In order to make the objects, technical solutions and advantages of the present invention more apparent, the present invention is described in further detail below with reference to the accompanying drawings and embodiments. It should be understood that the detailed description and specific examples, while indicating the preferred embodiment of the invention, are intended for purposes of illustration only and are not intended to limit the scope of the invention. The components of embodiments of the present invention generally described and illustrated in the figures herein may be arranged and designed in a wide variety of different configurations.
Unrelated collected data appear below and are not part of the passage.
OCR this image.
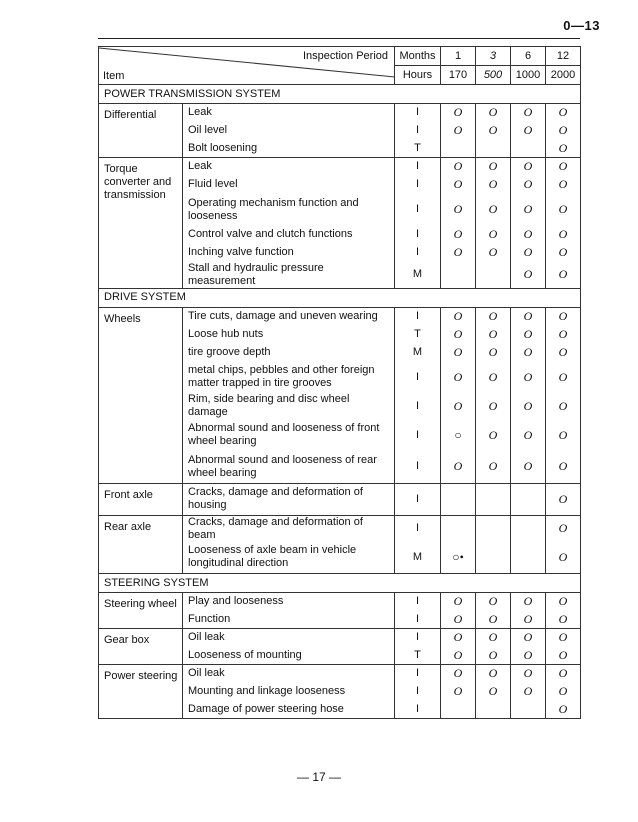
0—13
Inspection Period
Item		Months	1	3	6	12
		Hours	170	500	1000	2000
POWER TRANSMISSION SYSTEM						
Differential	Leak	I	O	O	O	O
	Oil level	I	O	O	O	O
	Bolt loosening	T				O
Torque converter and transmission	Leak	I	O	O	O	O
	Fluid level	I	O	O	O	O
	Operating mechanism function and looseness	I	O	O	O	O
	Control valve and clutch functions	I	O	O	O	O
	Inching valve function	I	O	O	O	O
	Stall and hydraulic pressure measurement	M			O	O
DRIVE SYSTEM						
Wheels	Tire cuts, damage and uneven wearing	I	O	O	O	O
	Loose hub nuts	T	O	O	O	O
	tire groove depth	M	O	O	O	O
	metal chips, pebbles and other foreign matter trapped in tire grooves	I	O	O	O	O
	Rim, side bearing and disc wheel damage	I	O	O	O	O
	Abnormal sound and looseness of front wheel bearing	I	○	O	O	O
	Abnormal sound and looseness of rear wheel bearing	I	O	O	O	O
Front axle	Cracks, damage and deformation of housing	I				O
Rear axle	Cracks, damage and deformation of beam	I				O
	Looseness of axle beam in vehicle longitudinal direction	M	○•			O
STEERING SYSTEM						
Steering wheel	Play and looseness	I	O	O	O	O
	Function	I	O	O	O	O
Gear box	Oil leak	I	O	O	O	O
	Looseness of mounting	T	O	O	O	O
Power steering	Oil leak	I	O	O	O	O
	Mounting and linkage looseness	I	O	O	O	O
	Damage of power steering hose	I				O
— 17 —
Thus, the following detailed description of the embodiments of the present invention, presented in the figures, is not intended to limit the scope of the invention, as claimed, but is merely representative of selected embodiments of the invention. All other embodiments, which can be derived by a person skilled in the art from the embodiments of the present invention without making any creative effort, shall fall within the protection scope of the present invention.

It is noted that relational terms such as "first" and "second," and the like, may be used solely to distinguish one entity or action from another entity or action without necessarily requiring or implying any actual such relationship or order between such entities or actions. Also, the terms "comprises," "comprising," or any other variation thereof, are intended to cover a non-exclusive inclusion, such that a process, method, article, or apparatus that comprises a list of elements does not include only those elements but may include other elements not expressly listed or inherent to such process, method, article, or apparatus. Without further limitation, an element defined by the phrase "comprising an … …" does not exclude the presence of other identical elements in a process, method, article, or apparatus that comprises the element.

The features and properties of the present invention are described in further detail below with reference to examples.